川崎市高津区溝の口に宗隆寺という寺がある。
文政12年(1829年)玉川老人亭宝水(溝口の灰吹薬局2代目二兵衛によって建立された芭蕉の句碑があります。
世を旅に代(しろ)かく小田のゆきもどり
と刻まれ、宗隆寺山門と同様に時代のおもかげを残しています。
高津観光協会・高津区役所
宝隆寺山門

陶工・濱田庄司の墓
陶芸家、故、濱田庄司先生は「橘樹群、高津村、溝ノ口」に明治27年、12月に生まれました。父方は「溝ノ口の大和屋」という江戸時代から続いた菓子舗で、母方、太田氏も藩医を努めた溝ノ口の旧家でした。
明治24年、先生は高津村小学校に入学し、そこには上級生をして「大貫カノ」、のちの岡本かの子氏がおりました。
陶芸家として世に出た先生は栃木県益子に窯を築き「世界の濱田」と称えられる活躍をされましたが、本籍地は生涯「溝ノ口672」のままでした。
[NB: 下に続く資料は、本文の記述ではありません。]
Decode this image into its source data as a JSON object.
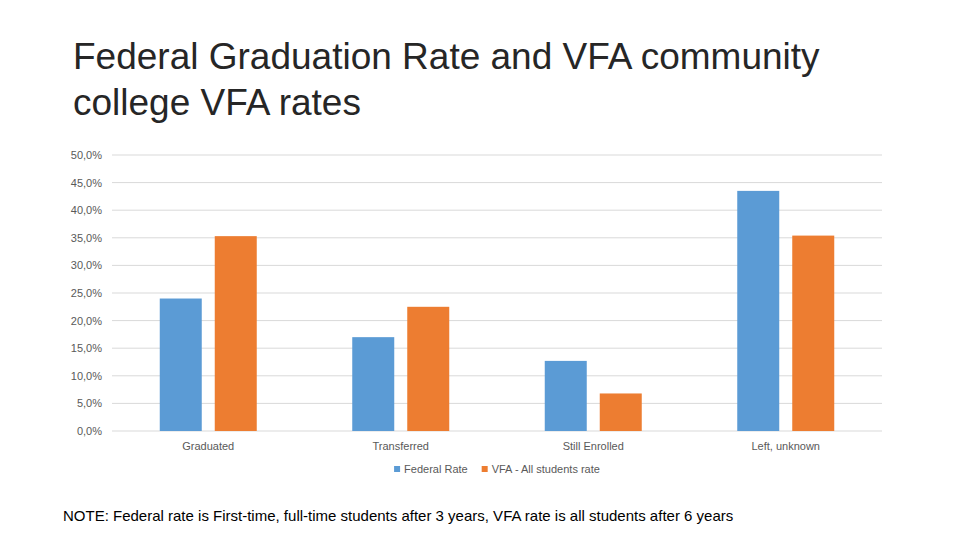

先生は優れた業績と現代陶芸界にあたえた大きな影響力により人間国宝の指定、文化勲章の受章など栄誉をうけられましたが、川崎市においても郷土の生んだ偉大な芸術家として川崎文化賞を受賞されています。宗隆寺は濱田家の菩提寺で先生の本葬もここで営まれ、墓所も当寺にあります。